Huy highlights state-owned enterprises (SOEs) as a key focus for capital allocation. Beyond their index support role, SOEs benefit from policy expectations—such as Decree 79—aimed at enhancing operational efficiency and restructuring. This mid-term narrative sustains their appeal amid demands for market stability and transparency.

Banking stocks may retain interest but with heightened differentiation. Capital is expected to concentrate on banks with strong asset quality, stable profitability, and robust risk management, rather than the sector as a whole. During accumulation phases, banks often act as market stabilizers.

Sectors tied to long-term value and profit growth—such as consumer goods, retail, and industrial real estate—are also favorably viewed. However, these themes reflect expectations for 2026’s domestic demand recovery rather than near-term catalysts.

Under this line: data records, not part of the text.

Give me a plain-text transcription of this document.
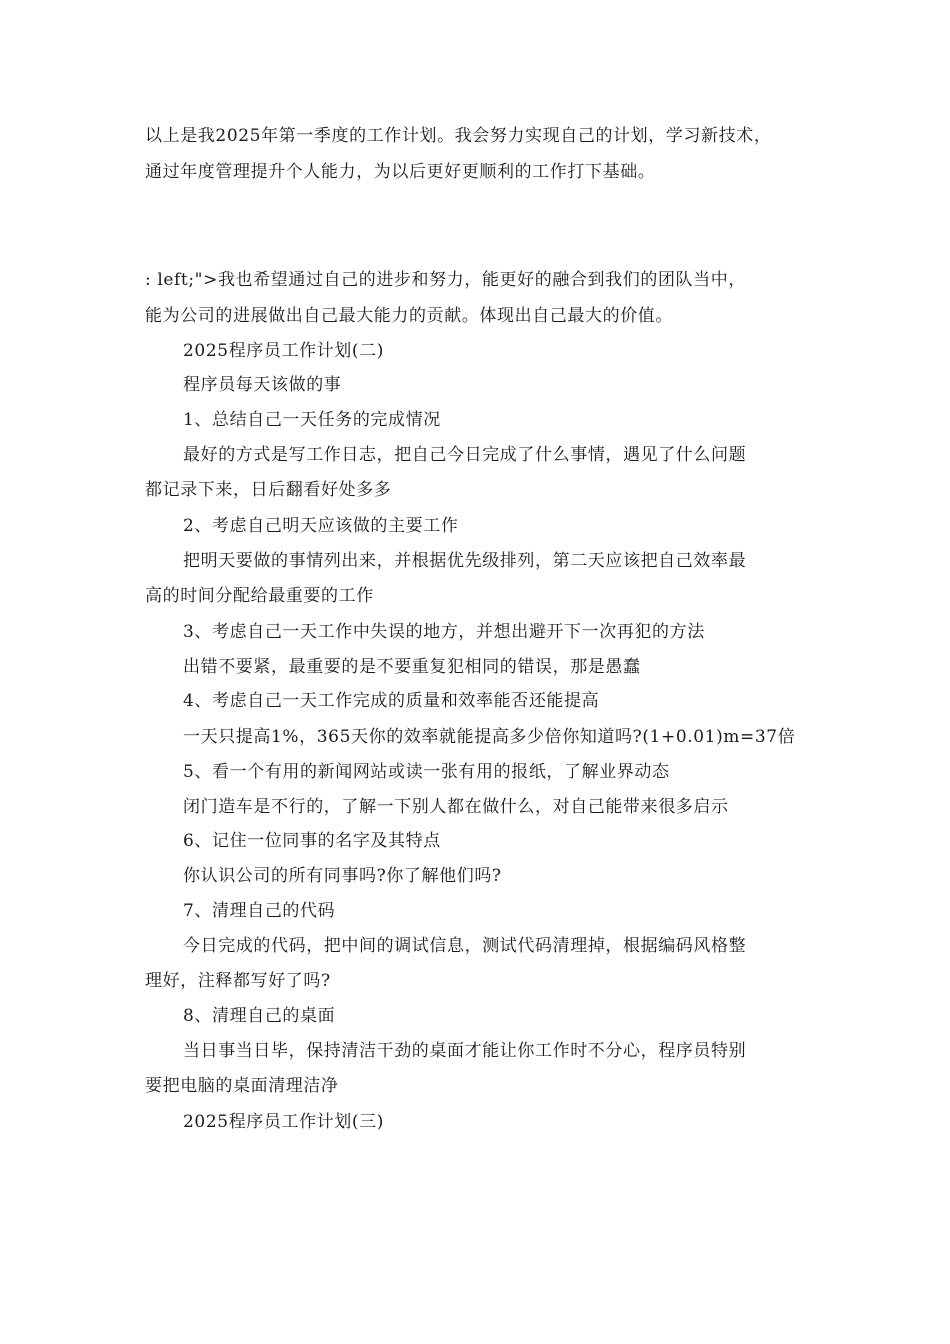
以上是我2025年第一季度的工作计划。我会努力实现自己的计划，学习新技术，
通过年度管理提升个人能力，为以后更好更顺利的工作打下基础。
: left;">我也希望通过自己的进步和努力，能更好的融合到我们的团队当中，
能为公司的进展做出自己最大能力的贡献。体现出自己最大的价值。
2025程序员工作计划(二)
程序员每天该做的事
1、总结自己一天任务的完成情况
最好的方式是写工作日志，把自己今日完成了什么事情，遇见了什么问题
都记录下来，日后翻看好处多多
2、考虑自己明天应该做的主要工作
把明天要做的事情列出来，并根据优先级排列，第二天应该把自己效率最
高的时间分配给最重要的工作
3、考虑自己一天工作中失误的地方，并想出避开下一次再犯的方法
出错不要紧，最重要的是不要重复犯相同的错误，那是愚蠢
4、考虑自己一天工作完成的质量和效率能否还能提高
一天只提高1%，365天你的效率就能提高多少倍你知道吗?(1+0.01)m=37倍
5、看一个有用的新闻网站或读一张有用的报纸，了解业界动态
闭门造车是不行的，了解一下别人都在做什么，对自己能带来很多启示
6、记住一位同事的名字及其特点
你认识公司的所有同事吗?你了解他们吗?
7、清理自己的代码
今日完成的代码，把中间的调试信息，测试代码清理掉，根据编码风格整
理好，注释都写好了吗?
8、清理自己的桌面
当日事当日毕，保持清洁干劲的桌面才能让你工作时不分心，程序员特别
要把电脑的桌面清理洁净
2025程序员工作计划(三)
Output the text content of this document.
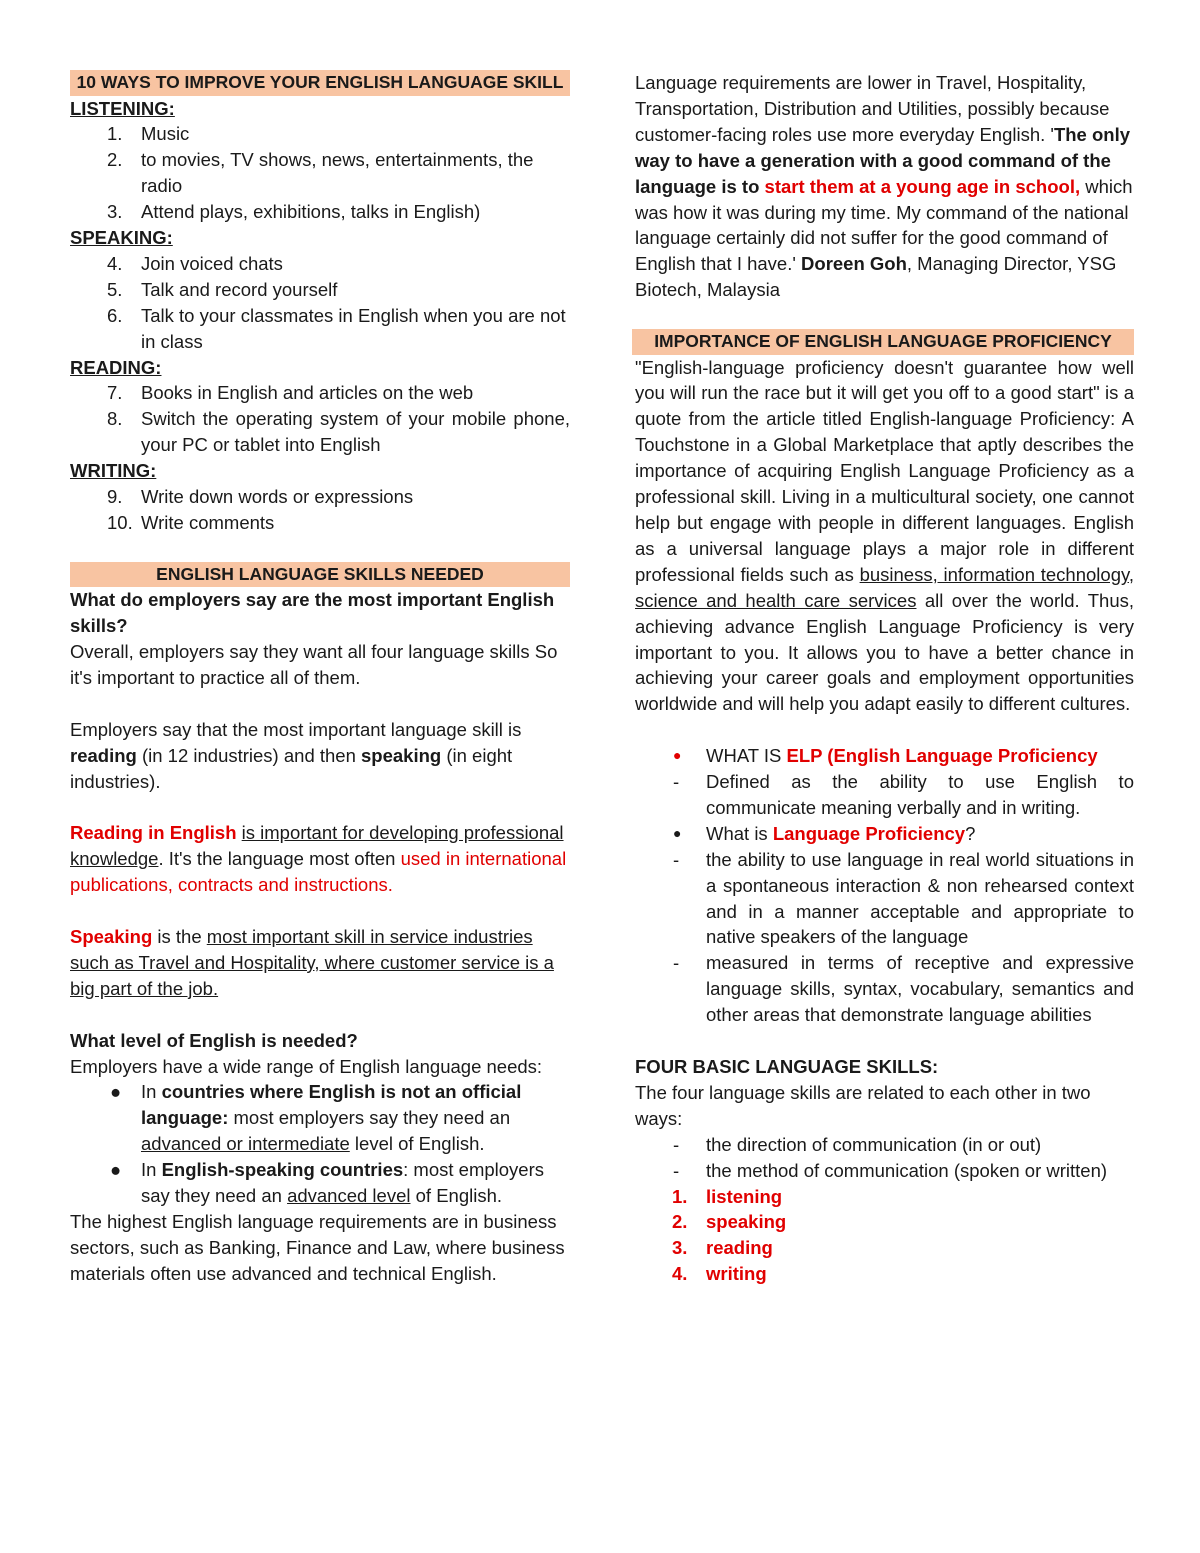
10 WAYS TO IMPROVE YOUR ENGLISH LANGUAGE SKILL
LISTENING:
1.	Music
2.	to movies, TV shows, news, entertainments, the radio
3.	Attend plays, exhibitions, talks in English)
SPEAKING:
4.	Join voiced chats
5.	Talk and record yourself
6.	Talk to your classmates in English when you are not in class
READING:
7.	Books in English and articles on the web
8.	Switch the operating system of your mobile phone, your PC or tablet into English
WRITING:
9.	Write down words or expressions
10. Write comments
ENGLISH LANGUAGE SKILLS NEEDED
What do employers say are the most important English skills?
Overall, employers say they want all four language skills So it's important to practice all of them.
Employers say that the most important language skill is reading (in 12 industries) and then speaking (in eight industries).
Reading in English is important for developing professional knowledge. It's the language most often used in international publications, contracts and instructions.
Speaking is the most important skill in service industries such as Travel and Hospitality, where customer service is a big part of the job.
What level of English is needed?
Employers have a wide range of English language needs:
● In countries where English is not an official language: most employers say they need an advanced or intermediate level of English.
● In English-speaking countries: most employers say they need an advanced level of English.
The highest English language requirements are in business sectors, such as Banking, Finance and Law, where business materials often use advanced and technical English.
Language requirements are lower in Travel, Hospitality, Transportation, Distribution and Utilities, possibly because customer-facing roles use more everyday English. 'The only way to have a generation with a good command of the language is to start them at a young age in school, which was how it was during my time. My command of the national language certainly did not suffer for the good command of English that I have.' Doreen Goh, Managing Director, YSG Biotech, Malaysia
IMPORTANCE OF ENGLISH LANGUAGE PROFICIENCY
"English-language proficiency doesn't guarantee how well you will run the race but it will get you off to a good start" is a quote from the article titled English-language Proficiency: A Touchstone in a Global Marketplace that aptly describes the importance of acquiring English Language Proficiency as a professional skill. Living in a multicultural society, one cannot help but engage with people in different languages. English as a universal language plays a major role in different professional fields such as business, information technology, science and health care services all over the world. Thus, achieving advance English Language Proficiency is very important to you. It allows you to have a better chance in achieving your career goals and employment opportunities worldwide and will help you adapt easily to different cultures.
● WHAT IS ELP (English Language Proficiency
- Defined as the ability to use English to communicate meaning verbally and in writing.
● What is Language Proficiency?
- the ability to use language in real world situations in a spontaneous interaction & non rehearsed context and in a manner acceptable and appropriate to native speakers of the language
- measured in terms of receptive and expressive language skills, syntax, vocabulary, semantics and other areas that demonstrate language abilities
FOUR BASIC LANGUAGE SKILLS:
The four language skills are related to each other in two ways:
- the direction of communication (in or out)
- the method of communication (spoken or written)
1.	listening
2.	speaking
3.	reading
4.	writing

Huy advises that predicting short-term sector surges is challenging. Any rallies are likely selective and brief. Investors should monitor capital flows and rally quality, avoiding overextension. Maintaining balanced equity-cash exposure and resisting FOMO during rallies are critical.

The focus should be on risk management and selective opportunities, not quick gains. Partial deployments during pullbacks, targeting fundamentally sound, liquid stocks post-correction, are advisable. High leverage should be avoided in this sensitive market phase. Discipline and patience will be key to portfolio success.